Nigeria: Bus Fares in to Go Down By 20 Percent--Aganga

The Minister of Trade and Investment, Olusegun Aganga, has said that part the goal of the federal Government mass transit program is to bring down the bus fare by twenty percent.

The minister who said this today while launching the hundred buses allocated to the Federal Capital Territory, FCT, in the Federal Government Mass Transit program at the Berger Junction said most of the buses are very good for the economy as they are made in Nigeria.

Noting that commuter will pay the N80 they used to pay before January 1st, Aganga said " The beauty of it is that we have tried to provide buses that are 26-seater and above. So, you have 26-seater, 50-seaters and above. Most of them are diesel-powered.
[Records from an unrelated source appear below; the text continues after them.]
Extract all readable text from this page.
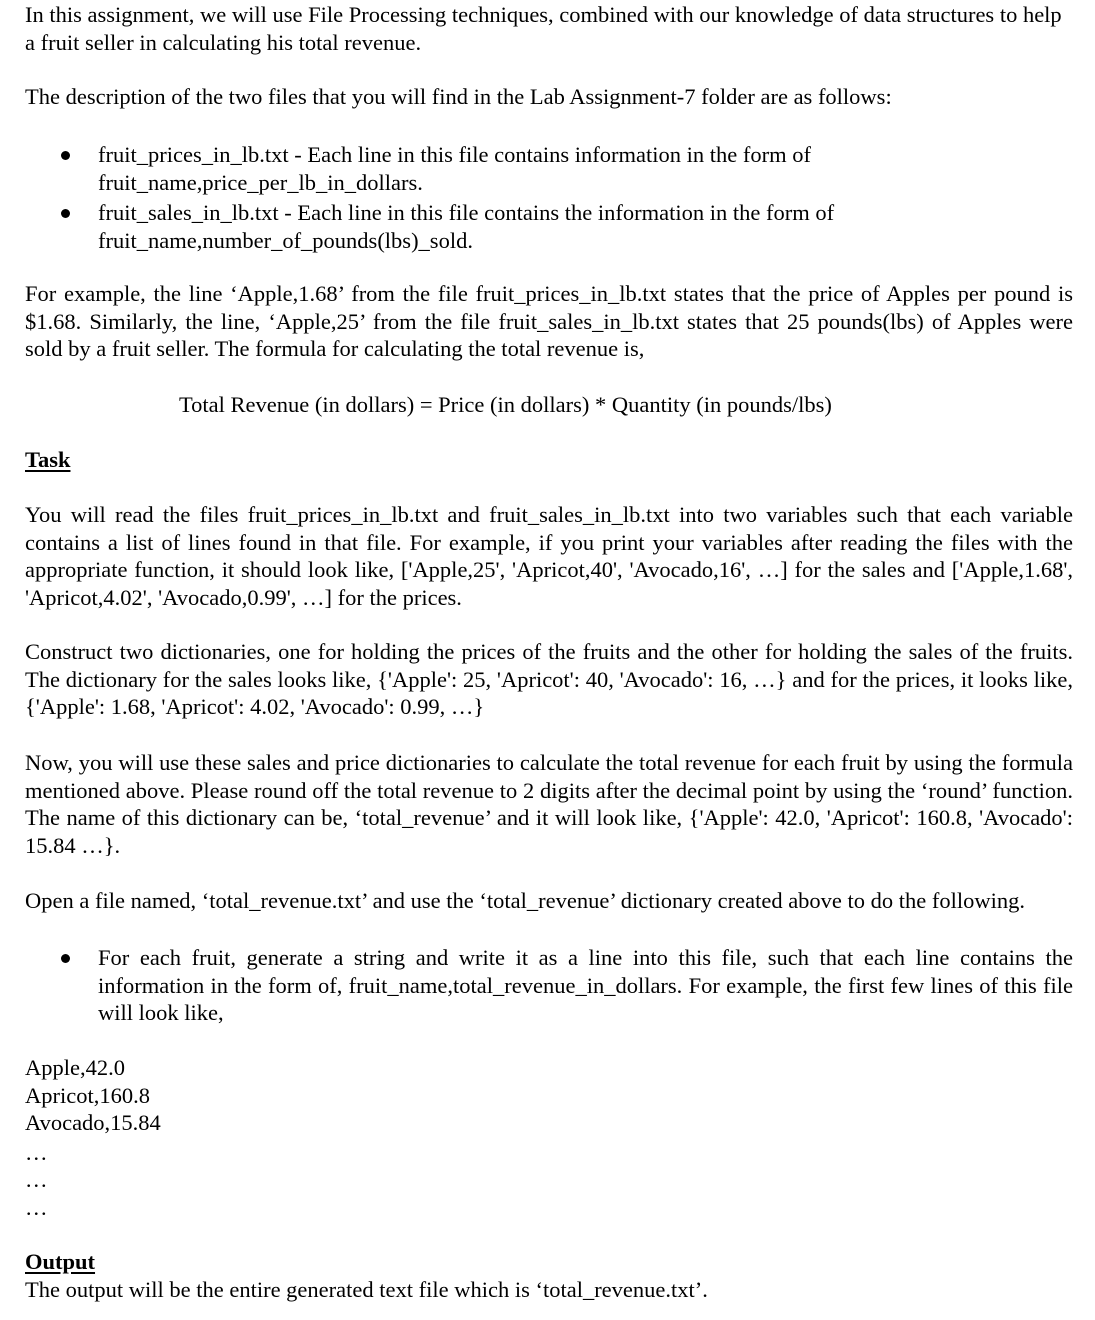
In this assignment, we will use File Processing techniques, combined with our knowledge of data structures to help a fruit seller in calculating his total revenue.

The description of the two files that you will find in the Lab Assignment-7 folder are as follows:

fruit_prices_in_lb.txt - Each line in this file contains information in the form of
fruit_name,price_per_lb_in_dollars.
fruit_sales_in_lb.txt - Each line in this file contains the information in the form of
fruit_name,number_of_pounds(lbs)_sold.

For example, the line ‘Apple,1.68’ from the file fruit_prices_in_lb.txt states that the price of Apples per pound is $1.68. Similarly, the line, ‘Apple,25’ from the file fruit_sales_in_lb.txt states that 25 pounds(lbs) of Apples were sold by a fruit seller. The formula for calculating the total revenue is,

Total Revenue (in dollars) = Price (in dollars) * Quantity (in pounds/lbs)
Task

You will read the files fruit_prices_in_lb.txt and fruit_sales_in_lb.txt into two variables such that each variable contains a list of lines found in that file. For example, if you print your variables after reading the files with the appropriate function, it should look like, ['Apple,25', 'Apricot,40', 'Avocado,16', …] for the sales and ['Apple,1.68', 'Apricot,4.02', 'Avocado,0.99', …] for the prices.

Construct two dictionaries, one for holding the prices of the fruits and the other for holding the sales of the fruits. The dictionary for the sales looks like, {'Apple': 25, 'Apricot': 40, 'Avocado': 16, …} and for the prices, it looks like, {'Apple': 1.68, 'Apricot': 4.02, 'Avocado': 0.99, …}

Now, you will use these sales and price dictionaries to calculate the total revenue for each fruit by using the formula mentioned above. Please round off the total revenue to 2 digits after the decimal point by using the ‘round’ function. The name of this dictionary can be, ‘total_revenue’ and it will look like, {'Apple': 42.0, 'Apricot': 160.8, 'Avocado': 15.84 …}.

Open a file named, ‘total_revenue.txt’ and use the ‘total_revenue’ dictionary created above to do the following.

For each fruit, generate a string and write it as a line into this file, such that each line contains the information in the form of, fruit_name,total_revenue_in_dollars. For example, the first few lines of this file will look like,

Apple,42.0
Apricot,160.8
Avocado,15.84
…
…
…
Output

The output will be the entire generated text file which is ‘total_revenue.txt’.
And the whole idea of providing buses that are 26-seaters and above is because of what Mr. president want to achieve. The whole idea is to develop a robust, sustainable program for the entire country. And when you are talking about mass transit program, you are talking about 26-seaters and above most of the time because want as much people as possible to benefit from it. So, those are the type of buses we have."
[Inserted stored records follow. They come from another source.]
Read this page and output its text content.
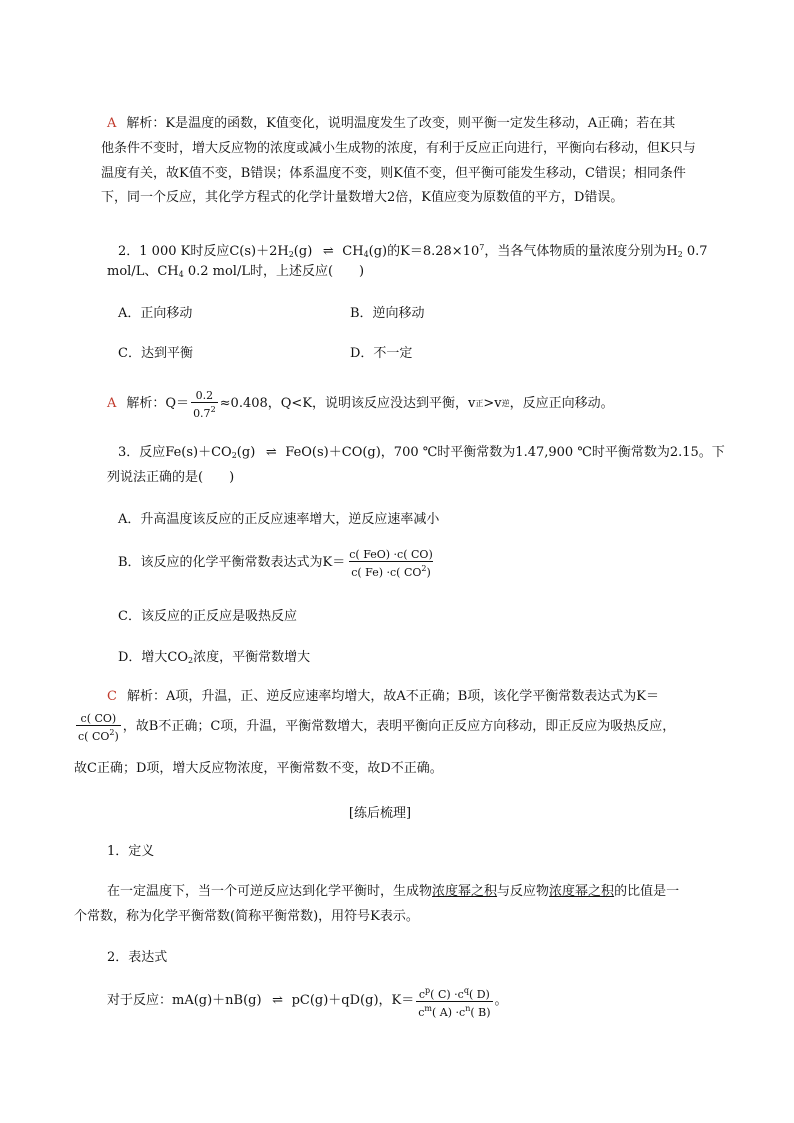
A 解析：K是温度的函数，K值变化，说明温度发生了改变，则平衡一定发生移动，A正确；若在其
他条件不变时，增大反应物的浓度或减小生成物的浓度，有利于反应正向进行，平衡向右移动，但K只与
温度有关，故K值不变，B错误；体系温度不变，则K值不变，但平衡可能发生移动，C错误；相同条件
下，同一个反应，其化学方程式的化学计量数增大2倍，K值应变为原数值的平方，D错误。
2．1 000 K时反应$C(s)+2H_2(g)$ ⇌ $CH_4(g)$的$K=8.28\times 10^7$，当各气体物质的量浓度分别为$H_2$ 0.7
mol/L、$CH_4$ 0.2 mol/L时，上述反应(　　)
A．正向移动	B．逆向移动
C．达到平衡	D．不一定
A 解析：$Q= \frac{0.2}{0.7^2} \approx 0.408$，Q<K，说明该反应没达到平衡，v 正 >v 逆 ，反应正向移动。
3．反应$Fe(s)+CO_2(g)$ ⇌ FeO(s)＋CO(g)，700 ℃时平衡常数为1.47,900 ℃时平衡常数为2.15。下
列说法正确的是(　　)
A．升高温度该反应的正反应速率增大，逆反应速率减小
B．该反应的化学平衡常数表达式为$K= \frac{\text{c( FeO) ·c( CO)}}{c( Fe) \cdot c( CO^2)}$
C．该反应的正反应是吸热反应
D．增大$CO_2$浓度，平衡常数增大
C 解析：A项，升温，正、逆反应速率均增大，故A不正确；B项，该化学平衡常数表达式为K＝
$\frac{c( CO)}{c( CO^2)}$ ，故B不正确；C项，升温，平衡常数增大，表明平衡向正反应方向移动，即正反应为吸热反应，
故C正确；D项，增大反应物浓度，平衡常数不变，故D不正确。
[练后梳理]
1．定义
在一定温度下，当一个可逆反应达到化学平衡时，生成物浓度幂之积与反应物浓度幂之积的比值是一
个常数，称为化学平衡常数(简称平衡常数)，用符号K表示。
2．表达式
对于反应：mA(g)＋nB(g) ⇌ pC(g)＋qD(g)，$K= \frac{c^p( C) \cdot c^q( D)}{c^m( A) \cdot c^n( B)}$ 。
"Also what we have done is to patronize made in Nigeria product as much as possible. You know, the president has said it; we want to create jobs for Nigerians. So, we have to buy the buses that are made in Nigeria first of all because it is going to create jobs. It is going to help the economy. So, a large chunk of the buses we have seen now are made in Nigeria. That one for example is from Innocent in Nnewi. And we've asked them to go and produce more for the next phase. So, it is good for the economy. It is good for jobs. It will create jobs. In fact when I spoke to all the manufacturers, the bus manufacturers, if we continue at this rate, the number of people working with them will double. So, it is good for the economy in that sense. That is for the economy. For Nigerians, the for the consumers, the plan which the president has for the Nigerians is that they are able to have available and affordable mass transit program in the country. If you recall, this route the bus fare was N80. It went up to N150 after. Today, they are paying N80 and below. The intention is that they should be able to pay 20% less than what they used to pay before January. That was all in the plan. Unfortunately, we could not roll out these buses on time because of the strike. If we were able to do this, most of these buses would have been on the road for the past one week."
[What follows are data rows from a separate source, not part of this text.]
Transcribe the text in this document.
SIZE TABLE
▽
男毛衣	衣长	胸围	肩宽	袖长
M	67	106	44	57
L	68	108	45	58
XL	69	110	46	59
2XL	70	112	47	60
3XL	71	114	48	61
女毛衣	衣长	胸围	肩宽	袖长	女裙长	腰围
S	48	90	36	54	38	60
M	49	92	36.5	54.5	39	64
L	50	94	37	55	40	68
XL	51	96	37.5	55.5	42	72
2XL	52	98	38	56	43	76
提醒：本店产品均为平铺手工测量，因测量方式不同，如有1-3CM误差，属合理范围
" The way we have approached it is that it is not only for Abuja. It is for the whole country. It is a mass transit program for the country. And the plan is this. The revolving loan was launched in 2010 and with that we bought about 1600 buses. Now (it is) revolving loan because we want to be a sustainable program. So, what we do is, it run by the private sector. It is not the government that runs the buses. The private sector will run the buses. They will manage it like a business. They will manage it like a business. We will provide loans to them at a very cheap rate to make it easier for Nigerians who are going to be using the buses so that you will pay far less than what you are paying. So, if they had gone to the banks, they will borrow this money at 20% interest rate. We gave then the ones which we did in August last in 2010 at 5% interest rate. The ones which we have just given them now for all these buses you have seen are at 0% interest rate. So government is providing that subsidy for passengers to go in to the buses. Okay, and then we have gone further to negotiate with all the bus manufactures to make. sure that the parts are available. That will reduce the cost of maintenance. Again that will bring down the cost of transportation down. So, we've worked with transporters to make it cheaper for Nigerians in terms of providing them with mass transit. What we did last week was to acquire another 1200 buses. That will be distributed across .. we are looking at areas where we have the pressure points where you have large we are talking about passengers, and the different state governments will tell us which routes they should ply because it shouldn't be run by the Federal Government. It should be run by state governments. So, Abuja for example, the secretary of transport here will help direct the sort of route they should be plying. But going forward in the next two/three months, the idea is to work with the state governments and then accelerate things so that we have far more buses around, and then we have license routes for each one of them."